Ele segurava o sino na minha direção. Eu segurava o celular na direção dele. Eu apertei o botão de atender bem antes de ele pegá-lo.

“Alô?" Foi a última coisa que alguém ouviu Robin dizer. Até hoje. Ela não estava fazendo nada com ele de qualquer maneira. E ela ia querer que eu fosse feliz. Ela era tão generosa desse jeito.

Esperei até estar na metade do caminho para experimentar minha nova voz. Sentia-se boa e poderosa na minha garganta. Eu ri pela primeira vez em anos. Aquilo também foi bom. Assim como ter um plano. Eu sabia exatamente o que faria e fiz. Encontrei uma rádio local a dois estados de distância e comecei a fazer comerciais de rádio.
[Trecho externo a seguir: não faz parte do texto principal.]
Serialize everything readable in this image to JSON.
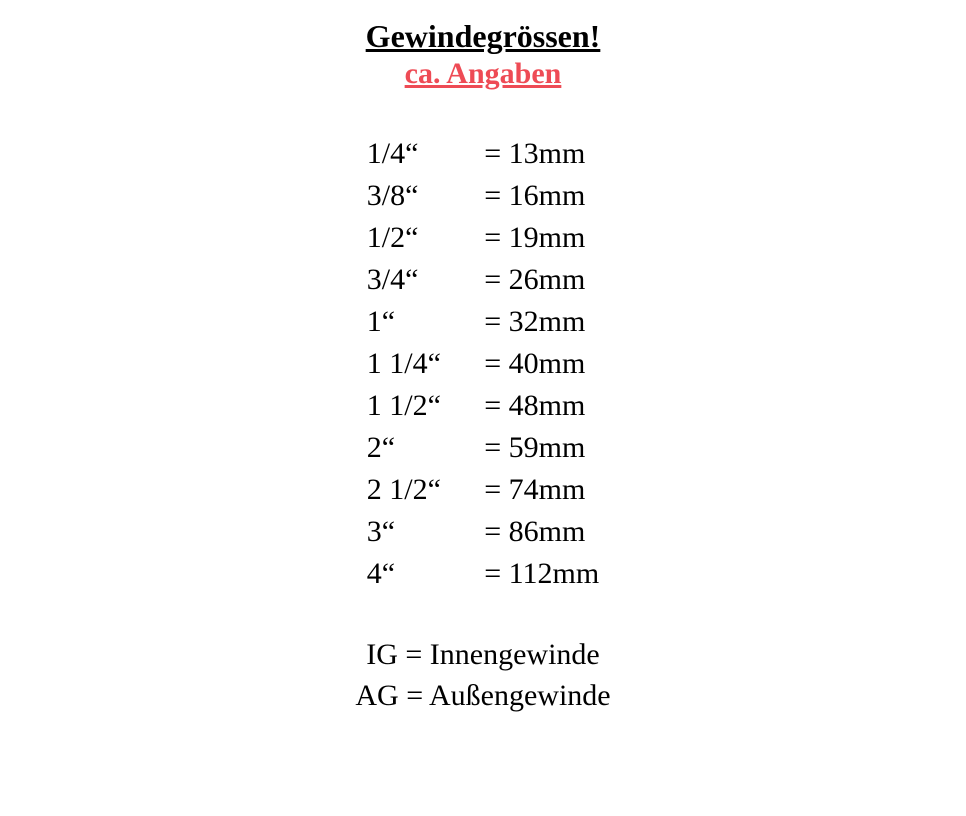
{
  "title": "Gewindegrössen!",
  "subtitle": "ca. Angaben",
  "title_color": "#000000",
  "subtitle_color": "#ee4b55",
  "background_color": "#ffffff",
  "text_color": "#000000",
  "font_family": "Georgia, 'Times New Roman', serif",
  "title_fontsize": 32,
  "body_fontsize": 30,
  "sizes": [
    {
      "key": "1/4“",
      "eq": "=",
      "value": "13mm"
    },
    {
      "key": "3/8“",
      "eq": "=",
      "value": "16mm"
    },
    {
      "key": "1/2“",
      "eq": "=",
      "value": "19mm"
    },
    {
      "key": "3/4“",
      "eq": "=",
      "value": "26mm"
    },
    {
      "key": "1“",
      "eq": "=",
      "value": "32mm"
    },
    {
      "key": "1 1/4“",
      "eq": "=",
      "value": "40mm"
    },
    {
      "key": "1 1/2“",
      "eq": "=",
      "value": "48mm"
    },
    {
      "key": "2“",
      "eq": "=",
      "value": "59mm"
    },
    {
      "key": "2 1/2“",
      "eq": "=",
      "value": "74mm"
    },
    {
      "key": "3“",
      "eq": "=",
      "value": "86mm"
    },
    {
      "key": "4“",
      "eq": "=",
      "value": "112mm"
    }
  ],
  "legend": [
    "IG = Innengewinde",
    "AG = Außengewinde"
  ]
}
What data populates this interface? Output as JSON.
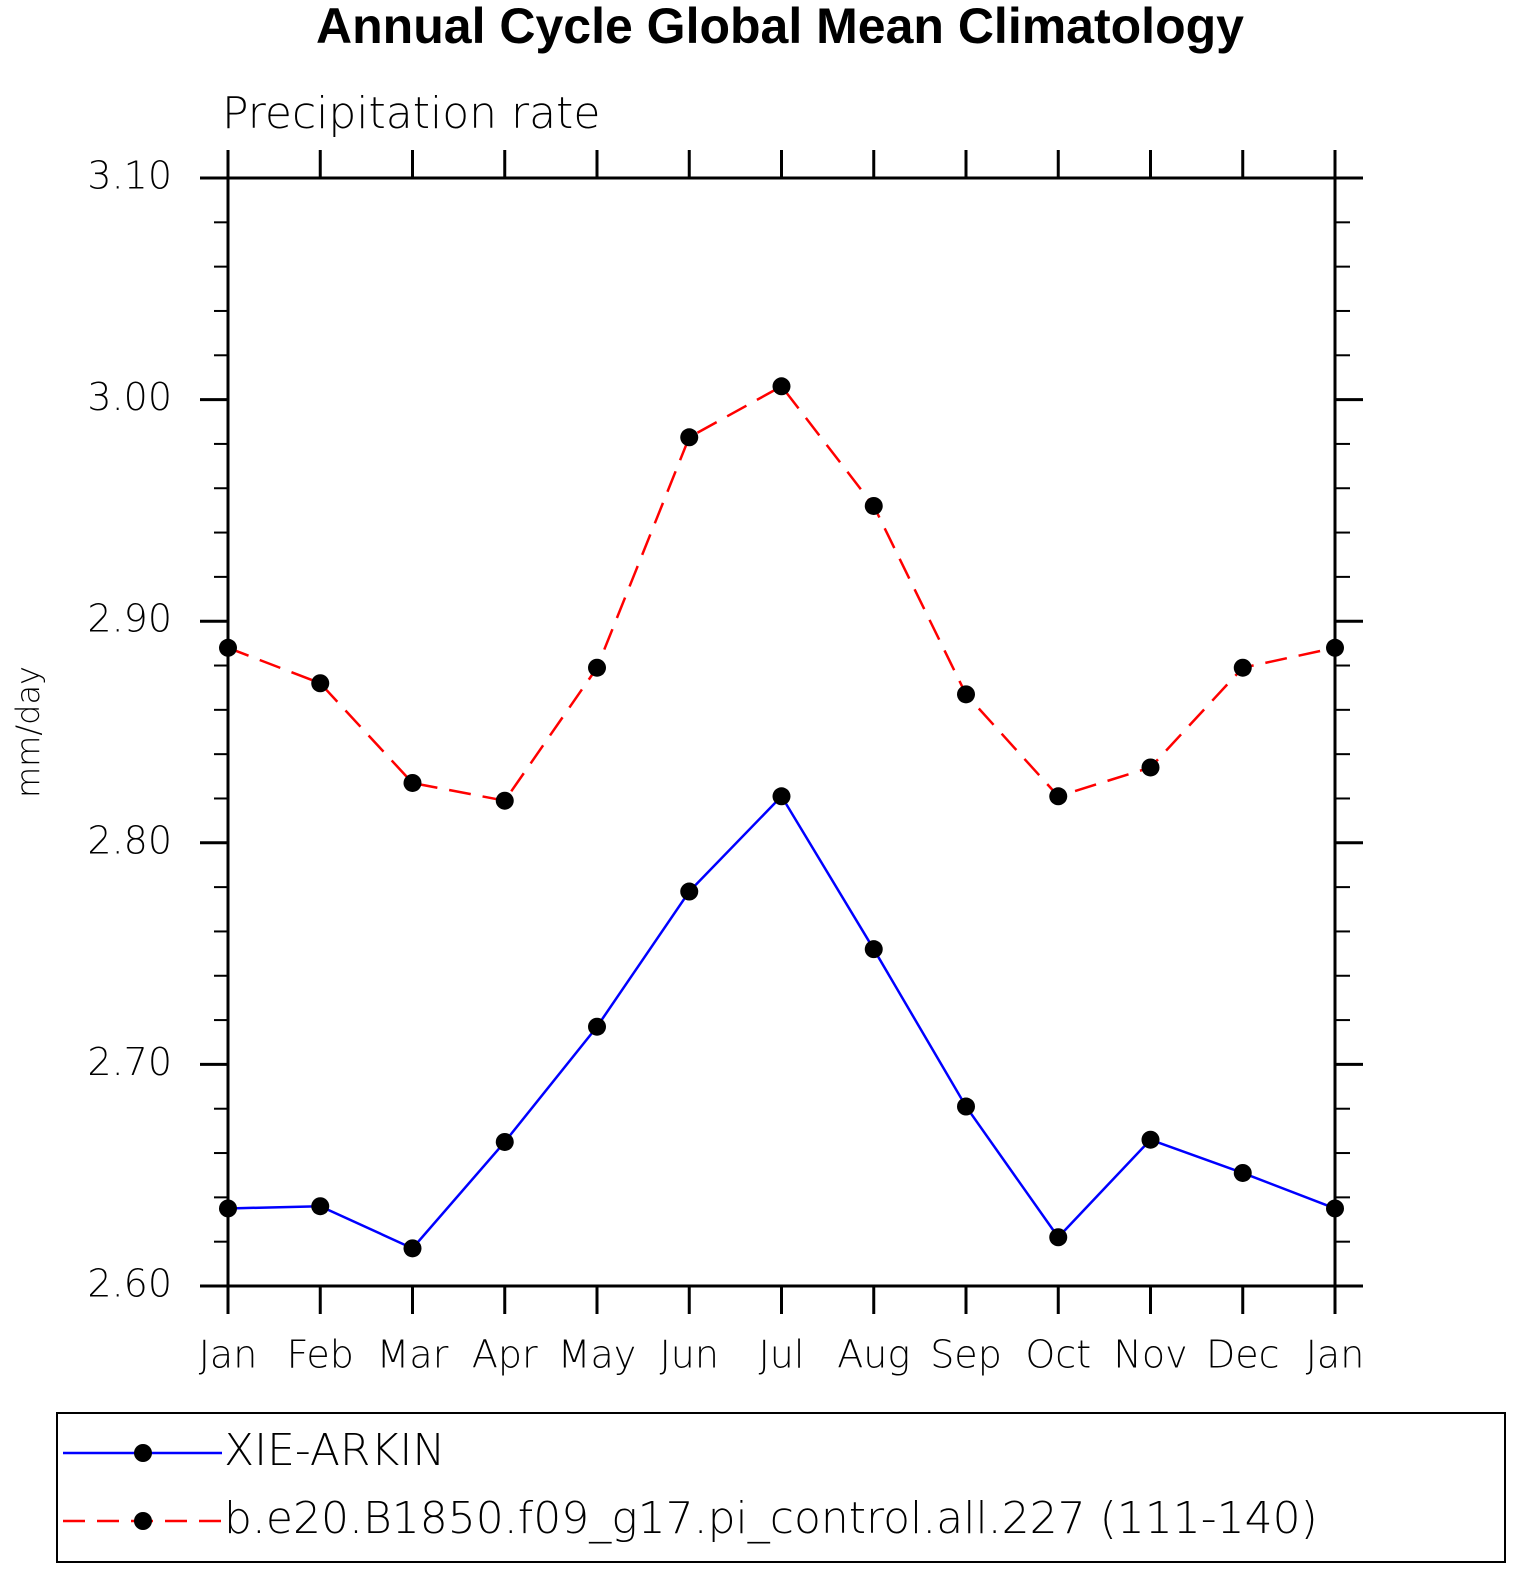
{
  "chart_data": {
    "type": "line",
    "title": "Annual Cycle Global Mean Climatology",
    "subtitle": "Precipitation rate",
    "y_label": "mm/day",
    "categories": [
      "Jan",
      "Feb",
      "Mar",
      "Apr",
      "May",
      "Jun",
      "Jul",
      "Aug",
      "Sep",
      "Oct",
      "Nov",
      "Dec",
      "Jan"
    ],
    "series": [
      {
        "name": "XIE-ARKIN",
        "color": "#0000ff",
        "dash": "solid",
        "values": [
          2.635,
          2.636,
          2.617,
          2.665,
          2.717,
          2.778,
          2.821,
          2.752,
          2.681,
          2.622,
          2.666,
          2.651,
          2.635
        ]
      },
      {
        "name": "b.e20.B1850.f09_g17.pi_control.all.227 (111-140)",
        "color": "#ff0000",
        "dash": "dashed",
        "values": [
          2.888,
          2.872,
          2.827,
          2.819,
          2.879,
          2.983,
          3.006,
          2.952,
          2.867,
          2.821,
          2.834,
          2.879,
          2.888
        ]
      }
    ],
    "ylim": [
      2.6,
      3.1
    ],
    "yticks": [
      {
        "value": 2.6,
        "label": "2.60"
      },
      {
        "value": 2.7,
        "label": "2.70"
      },
      {
        "value": 2.8,
        "label": "2.80"
      },
      {
        "value": 2.9,
        "label": "2.90"
      },
      {
        "value": 3.0,
        "label": "3.00"
      },
      {
        "value": 3.1,
        "label": "3.10"
      }
    ],
    "yminorticks": [
      2.62,
      2.64,
      2.66,
      2.68,
      2.72,
      2.74,
      2.76,
      2.78,
      2.82,
      2.84,
      2.86,
      2.88,
      2.92,
      2.94,
      2.96,
      2.98,
      3.02,
      3.04,
      3.06,
      3.08
    ],
    "grid": false
  }
}
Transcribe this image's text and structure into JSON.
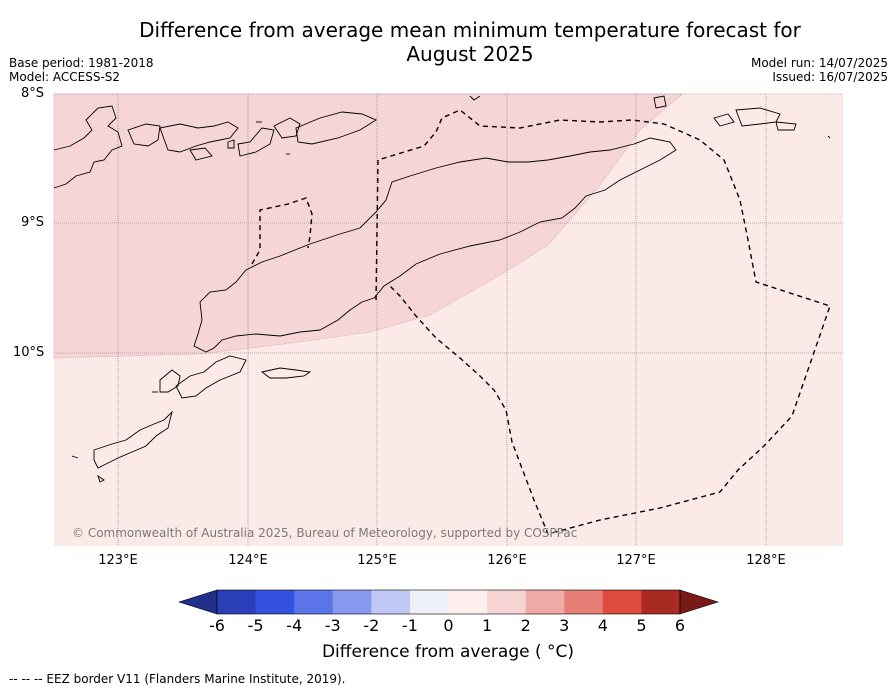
{
  "title": {
    "line1": "Difference from average mean minimum temperature forecast for",
    "line2": "August 2025"
  },
  "meta": {
    "base_period": "Base period: 1981-2018",
    "model": "Model: ACCESS-S2",
    "model_run": "Model run: 14/07/2025",
    "issued": "Issued: 16/07/2025"
  },
  "axes": {
    "lat_labels": [
      "8°S",
      "9°S",
      "10°S"
    ],
    "lon_labels": [
      "123°E",
      "124°E",
      "125°E",
      "126°E",
      "127°E",
      "128°E"
    ]
  },
  "credit": "© Commonwealth of Australia 2025, Bureau of Meteorology, supported by COSPPac",
  "colorbar": {
    "ticks": [
      "-6",
      "-5",
      "-4",
      "-3",
      "-2",
      "-1",
      "0",
      "1",
      "2",
      "3",
      "4",
      "5",
      "6"
    ],
    "colors": [
      "#1f2f8a",
      "#2a3fb8",
      "#3352e0",
      "#5b74e8",
      "#8699ee",
      "#c1c9f6",
      "#eef0fc",
      "#fdf0ef",
      "#f7d4d4",
      "#efaaa6",
      "#e57f76",
      "#dc4b3e",
      "#a82a22",
      "#7a1a18"
    ],
    "label": "Difference from average ( °C)"
  },
  "map_fills": {
    "background_class": "#fbeae8",
    "elevated_class": "#f5d5d5",
    "coastline": "#000000"
  },
  "footnote": "--  --  -- EEZ border V11 (Flanders Marine Institute, 2019)."
}
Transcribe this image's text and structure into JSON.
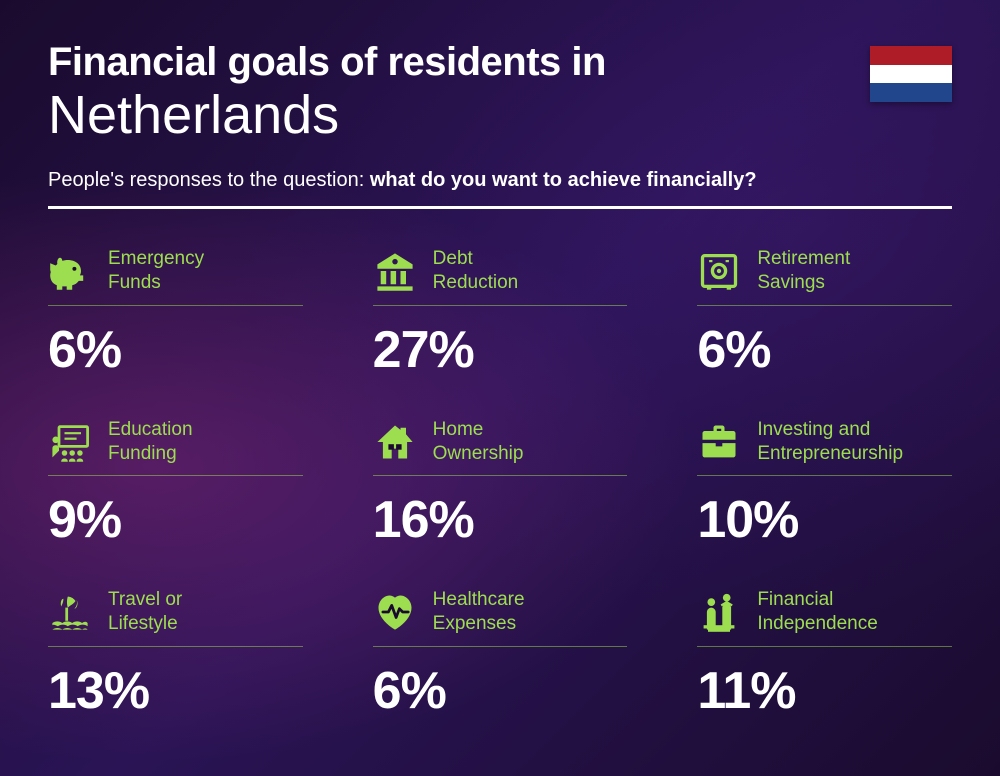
{
  "title_line1": "Financial goals of residents in",
  "title_line2": "Netherlands",
  "subtitle_prefix": "People's responses to the question: ",
  "subtitle_bold": "what do you want to achieve financially?",
  "flag_colors": {
    "top": "#AE1C28",
    "middle": "#FFFFFF",
    "bottom": "#21468B"
  },
  "accent_color": "#9ddd50",
  "text_color": "#ffffff",
  "background_gradient": [
    "#1a0b2e",
    "#2a1455",
    "#1a0b2e"
  ],
  "label_fontsize": 19,
  "value_fontsize": 52,
  "title1_fontsize": 40,
  "title2_fontsize": 54,
  "subtitle_fontsize": 20,
  "grid": {
    "cols": 3,
    "rows": 3,
    "col_gap": 70,
    "row_gap": 38
  },
  "items": [
    {
      "icon": "piggy-bank-icon",
      "label_l1": "Emergency",
      "label_l2": "Funds",
      "value": "6%"
    },
    {
      "icon": "bank-icon",
      "label_l1": "Debt",
      "label_l2": "Reduction",
      "value": "27%"
    },
    {
      "icon": "safe-icon",
      "label_l1": "Retirement",
      "label_l2": "Savings",
      "value": "6%"
    },
    {
      "icon": "education-icon",
      "label_l1": "Education",
      "label_l2": "Funding",
      "value": "9%"
    },
    {
      "icon": "house-icon",
      "label_l1": "Home",
      "label_l2": "Ownership",
      "value": "16%"
    },
    {
      "icon": "briefcase-icon",
      "label_l1": "Investing and",
      "label_l2": "Entrepreneurship",
      "value": "10%"
    },
    {
      "icon": "travel-icon",
      "label_l1": "Travel or",
      "label_l2": "Lifestyle",
      "value": "13%"
    },
    {
      "icon": "healthcare-icon",
      "label_l1": "Healthcare",
      "label_l2": "Expenses",
      "value": "6%"
    },
    {
      "icon": "independence-icon",
      "label_l1": "Financial",
      "label_l2": "Independence",
      "value": "11%"
    }
  ]
}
Eu era boa nisso também. Eu conseguia fazer qualquer pessoa querer qualquer coisa. Acreditar em qualquer coisa. Eu poderia ter começado uma seita, mas eu queria uma carreira com longevidade.

Só olhei para trás duas vezes.

Uma para mandar um cheque para o meu avô e devolver o caminhão dele. A outra para ver o obituário da Robin.

Depois de um quarto de século, achei que tinha escapado, mas essa manhã tive uma queda feia no trabalho. Acordei há cerca de seis horas com uma bonita moça loira checando meu soro. Quando olhei para ela e tentei perguntar o que havia acontecido, ela me acalmou suavemente e sussurrou-

“Não se preocupe. Vamos consertar tudo.” Na voz da minha melhor amiga. Ela diz que é minha defensora de pacientes. Que fui designada a ela porque machuquei a garganta na queda.

Tentei pedir ajuda, mas minha voz está tão fraca. Quase não consigo mais me ouvir falar. Acho que a enfermeira está me dando algo de qualquer forma. Fico tonta toda vez que tento sair da cama. Tentei usar o botão de chamado, mas tudo o que faz é tocar o toque de nokia repetidamente.

Acho que estou perdendo a minha mente.

Pedi ajuda a ela. Para outra pessoa. Qualquer coisa. Tudo o que ela fez foi me entregar este celular, mas de repente não consigo me lembrar do número de ninguém, exceto o meu. E o dela. Não há ninguém para ligar de qualquer forma. Ninguém sobrou para mandar mensagens. Entrei neste site como um último recurso, porque posso sentir minha noção de eu começar a desaparecer. Não sei o que vai acontecer comigo, mas acho que perder minha voz é apenas o começo.